Bob struggled to care for her and keep an upbeat attitude; however, he too was experiencing health issues due to aging. Bob was a competitive runner for years which impacted his knees and other joints. At times, this condition prevented him from daily activities, self-care and taking care of Mary.
Bob eventually hired a home health aide to visit daily to assist Mary and also do some light household chores. As Mary’s condition grew more serious, he had to make a decision. He was no longer able to care for her, and his own ailments were starting to severely impact his ability to take care of himself.
Bob and Mary had no assets and their retirement savings was gone. They were forced to ask for financial assistance from their children. Luckily, their children were professionals and able to assist Bob and Mary financially. The family had a meeting and agreed that Bob and Mary need to move into a home where they can both get the care that they need.
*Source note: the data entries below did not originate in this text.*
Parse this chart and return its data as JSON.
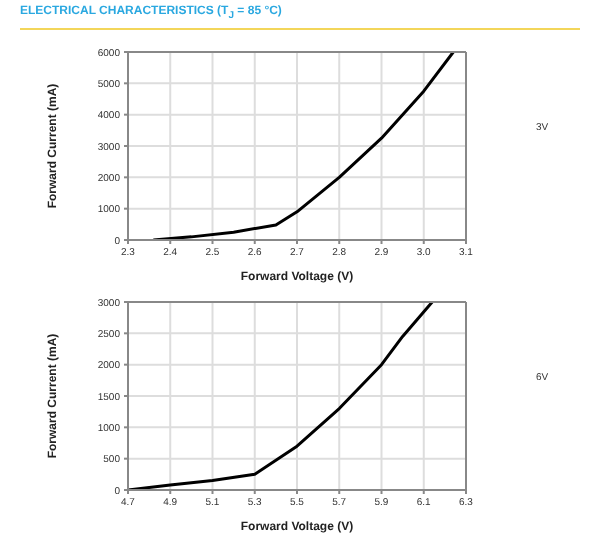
{
  "chart_data": [
    {
      "type": "line",
      "title": "ELECTRICAL CHARACTERISTICS (T$_{J}$ = 85 °C)",
      "xlabel": "Forward Voltage (V)",
      "ylabel": "Forward Current (mA)",
      "annotations": [
        "3V"
      ],
      "series": [
        {
          "color": "#000000",
          "x": [
            2.36,
            2.45,
            2.55,
            2.65,
            2.7,
            2.8,
            2.9,
            3.0,
            3.07
          ],
          "values": [
            0,
            100,
            250,
            480,
            900,
            2000,
            3250,
            4750,
            6000
          ]
        }
      ],
      "xlim": [
        2.3,
        3.1
      ],
      "xticks": [
        2.3,
        2.4,
        2.5,
        2.6,
        2.7,
        2.8,
        2.9,
        {
          "value": 3,
          "label": "3.0"
        },
        3.1
      ],
      "ylim": [
        0,
        6000
      ],
      "yticks": [
        0,
        1000,
        2000,
        3000,
        4000,
        5000,
        6000
      ],
      "grid": true,
      "legend": false
    },
    {
      "type": "line",
      "xlabel": "Forward Voltage (V)",
      "ylabel": "Forward Current (mA)",
      "annotations": [
        "6V"
      ],
      "series": [
        {
          "color": "#000000",
          "x": [
            4.7,
            4.9,
            5.1,
            5.3,
            5.5,
            5.7,
            5.9,
            6.0,
            6.14
          ],
          "values": [
            0,
            80,
            150,
            250,
            700,
            1300,
            2000,
            2450,
            3000
          ]
        }
      ],
      "xlim": [
        4.7,
        6.3
      ],
      "xticks": [
        4.7,
        4.9,
        5.1,
        5.3,
        5.5,
        5.7,
        5.9,
        6.1,
        6.3
      ],
      "ylim": [
        0,
        3000
      ],
      "yticks": [
        0,
        500,
        1000,
        1500,
        2000,
        2500,
        3000
      ],
      "grid": true,
      "legend": false
    }
  ]
}
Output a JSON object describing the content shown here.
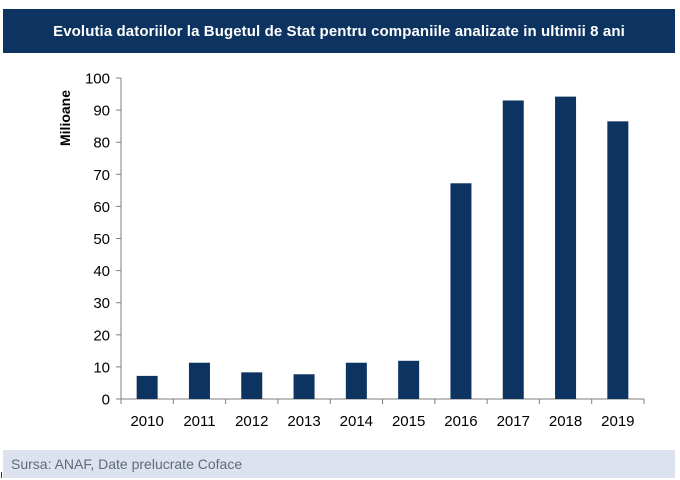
{
  "header": {
    "title": "Evolutia datoriilor la Bugetul de Stat pentru companiile analizate in ultimii 8 ani"
  },
  "footer": {
    "source": "Sursa: ANAF, Date prelucrate Coface"
  },
  "colors": {
    "title_bg": "#0d3461",
    "bar": "#0d3461",
    "footer_bg": "#dde3ee",
    "footer_text": "#5f6a7a"
  },
  "chart_data": {
    "type": "bar",
    "title": "Evolutia datoriilor la Bugetul de Stat pentru companiile analizate in ultimii 8 ani",
    "xlabel": "",
    "ylabel": "Milioane",
    "categories": [
      "2010",
      "2011",
      "2012",
      "2013",
      "2014",
      "2015",
      "2016",
      "2017",
      "2018",
      "2019"
    ],
    "values": [
      7.2,
      11.3,
      8.3,
      7.7,
      11.3,
      11.9,
      67.2,
      93.0,
      94.2,
      86.5
    ],
    "ylim": [
      0,
      100
    ],
    "yticks": [
      "0",
      "10",
      "20",
      "30",
      "40",
      "50",
      "60",
      "70",
      "80",
      "90",
      "100"
    ],
    "grid": false,
    "legend": "none"
  }
}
1. What long-term care options should be considered by Bob and his family for both himself and Mary?
2. What are the requirements necessary to access the care you have chosen in Question 1?
3. What funding mechanisms are available to Bob and Mary, and how does this affect the choice of their care options?
4. What could Bob and Mary have done to plan their care during their later years?
5. What is your plan to prepare for the possibility of your need for long-term care?
Your discussion should be in the form of a case study analysis. You can use another similar approach or a variation of this example.